# Empire of Light by Trent Reznor and Atticus Ross



## SvenE (Dec 9, 2022)

Trent and Atticus have written a nostalgic piano driven score with subtle dark/dramatic elements. The soundtrack is way more melodic than their previous work but you can still recognize their handwriting. Something to listen too even without the context of the movie.


----------



## telecode101 (Dec 9, 2022)

Looking forward to listening to it. A little unfortunate about the reviews so far, but that's fine as I think modern movie audiences have poor taste in cinema anyways. I think all Terrence Malick films are 10/10.


----------



## Zanshin (Dec 9, 2022)

I'll have to give it a listen today. Mank is on regular rotation for me these days


----------



## telecode101 (Dec 13, 2022)

I have been listing to this past week. It's hard to know how well the work works without seeing the film. So far I quite like the soundtrack but it does not seem to be breaking sonic ground like some other soundtracks they did, which might very well be because of the narrative of the film itself. From what I have seen of reviews, the film seems to be a nostalgia ode to old cinema.


----------



## SvenE (Dec 13, 2022)

telecode101 said:


> I have been listing to this past week. It's hard to know how well the work works without seeing the film. So far I quite like the soundtrack but it does not seem to be breaking sonic ground like some other soundtracks they did, which might very well be because of the narrative of the film itself. From what I have seen of reviews, the film seems to be a nostalgia ode to old cinema.

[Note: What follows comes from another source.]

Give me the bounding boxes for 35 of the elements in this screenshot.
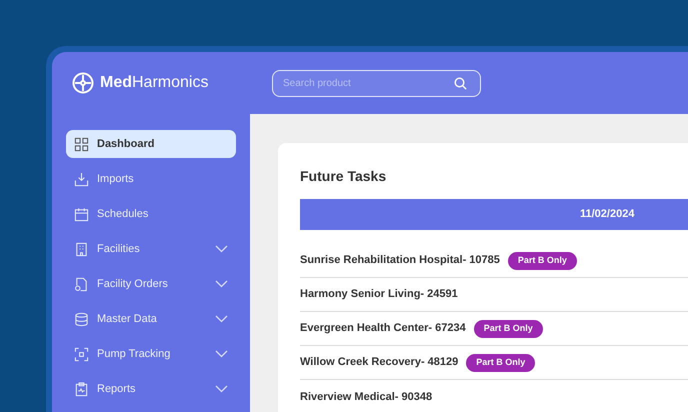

Completely agree. It doesn't create new sonic worlds and plays with know elements in a familiar melodic way. In some way, it feels very "relaxing" which is something that you would not typically associate with the name Trent Reznor  .


----------



## MKNYC (Jan 5, 2023)

Any clue as to what Piano Sample Libraries Trent and Atticus used here, or use in general? "Faded Granduer" as a title; perhaps the NI Grandeur?


----------



## telecode101 (Jan 5, 2023)

MKNYC said:


> Any clue as to what Piano Sample Libraries Trent and Atticus used here, or use in general? "Faded Granduer" as a title; perhaps the NI Grandeur?


Until an actual interview comes out where they mention it, it could be just about anything. They have access to lots of gear and software.


----------



## marclawsonmusic (Jan 5, 2023)

telecode101 said:


> Until an actual interview comes out where they mention it, it could be just about anything. They have access to lots of gear and software.


I saw a screening of the movie in LA a few weeks ago followed by a Q+A with them. Very insightful, and they did mention the piano (Reznor said he writes at the piano), but not which one they used. 

My money is on a live piano.

The interview is on the SCL website if you are a member and want to view it. https://thescl.com/screening-interviews/empire-of-light-with-trent-reznor-and-atticus-ross/


----------



## marclawsonmusic (Jan 5, 2023)

telecode101 said:


> I think all Terrence Malick films are 10/10.


It was actually a Sam Mendes film.


----------



## MKNYC (Jan 5, 2023)

marclawsonmusic said:


> I saw a screening of the movie in LA a few weeks ago followed by a Q+A with them. Very insightful, and they did mention the piano (Reznor said he writes at the piano), but not which one they used.
> 
> My money is on a live piano.
> 
> The interview is on the SCL website if you are a member and want to view it. https://thescl.com/screening-interviews/empire-of-light-with-trent-reznor-and-atticus-ross/


Thanks! It sounds phenomenal, so perhaps it's a live piano...I just wasn't sure if in their workflow of composing, a sampled library was more efficient and if so, which they were using.

Would love to get more insight into their approach and workflow in the studio.


----------



## marclawsonmusic (Jan 5, 2023)

MKNYC said:


> Would love to get more insight into their approach and workflow in the studio.


Yeah that interview was great and almost 100% focused on their workflow and process with the director. 

There are tons of other interviews on the SCL website too. Totally worth the price of admission if you ask me.


----------